It’s amazing how you can suddenly find yourself organising a festival! I am a member of community group Hastings Supports Refugees, and back in autumn 2016 we had been thinking about how we could raise more awareness of the refugee crisis locally and encourage people to get involved.
We were then contacted by the Ashburnham Trust, offering us space to hold an event. We didn’t realise this meant a beautiful 220 acre estate in the East Sussex countryside! How could we say no. The first festival came together in a very short time thanks to many people offering to help. Hastings is a very creative town and lots of local musicians and artists got involved. The first festival had 500 people, and the following year we doubled that. With the continued support of the Ashburnham Trust we are now getting ready for our third festival taking place on Sunday 23 June, 12-8pm.

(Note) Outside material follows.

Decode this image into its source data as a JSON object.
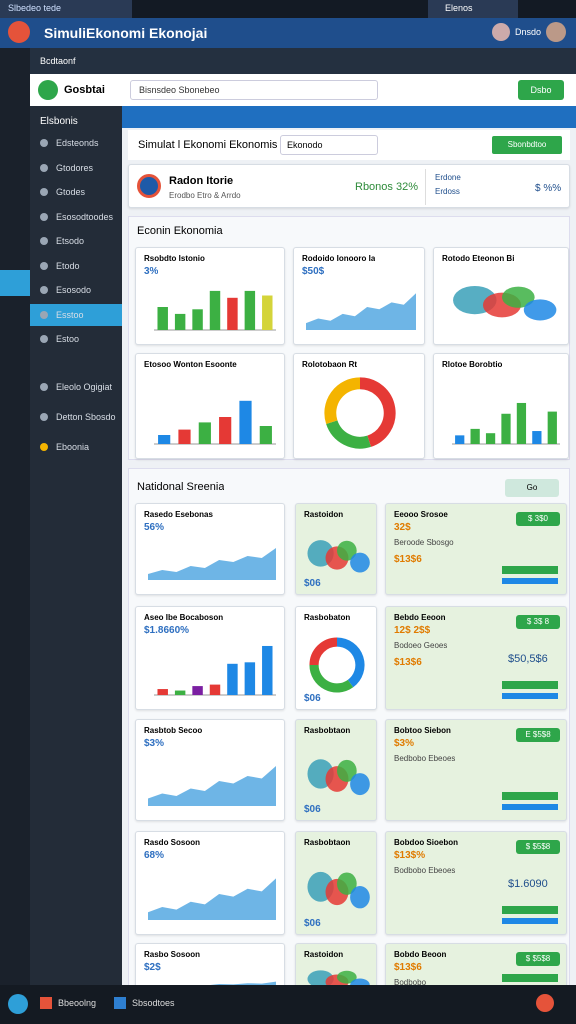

Top jazz musicians Sarah Jane Morris and Gwyneth Herbert are headlining, along with Afrobeat band Samaki, Juliet Russell and the Vocal Explosion Choir, Syrian trio Jamal, Alaa & Zahi and more. There will be poets programmed by the Whole Shebang and a special theatre performance by PSYCHEdelight, a company who bring together European and refugee actors. There are creative workshops and activities for all ages, a treasure hunt, tours of the garden and grounds and swimming in the lake. At the heart of the event is a communal picnic and everyone is invited to bring food, bring friends make new friends.
A key aim of the event is to foster a sense of community with refugees who have made a new home in Hastings. We have some wonderful families who have settled in the area and who are getting more involved in the festival, including one young woman who will be running an arts workshop on the day. The festival also raises funds for Hastings Supports Refugees and promotes Hastings Community of Sanctuary and the fantastic Hastings & Rother Buddy Project. All these groups working together is bringing people together and creating a really strong network of support in the area.
The atmosphere at the festival is such a happy one, a day of shared humanity in the face of so many troubles around the world. This year we’re supporting the Lift the Ban campaign, fighting to enable people seeking asylum to work while their claims are processed rather than living on meagre benefits and wasting their skills.
Everyone is welcome to join us for a great day for all the family.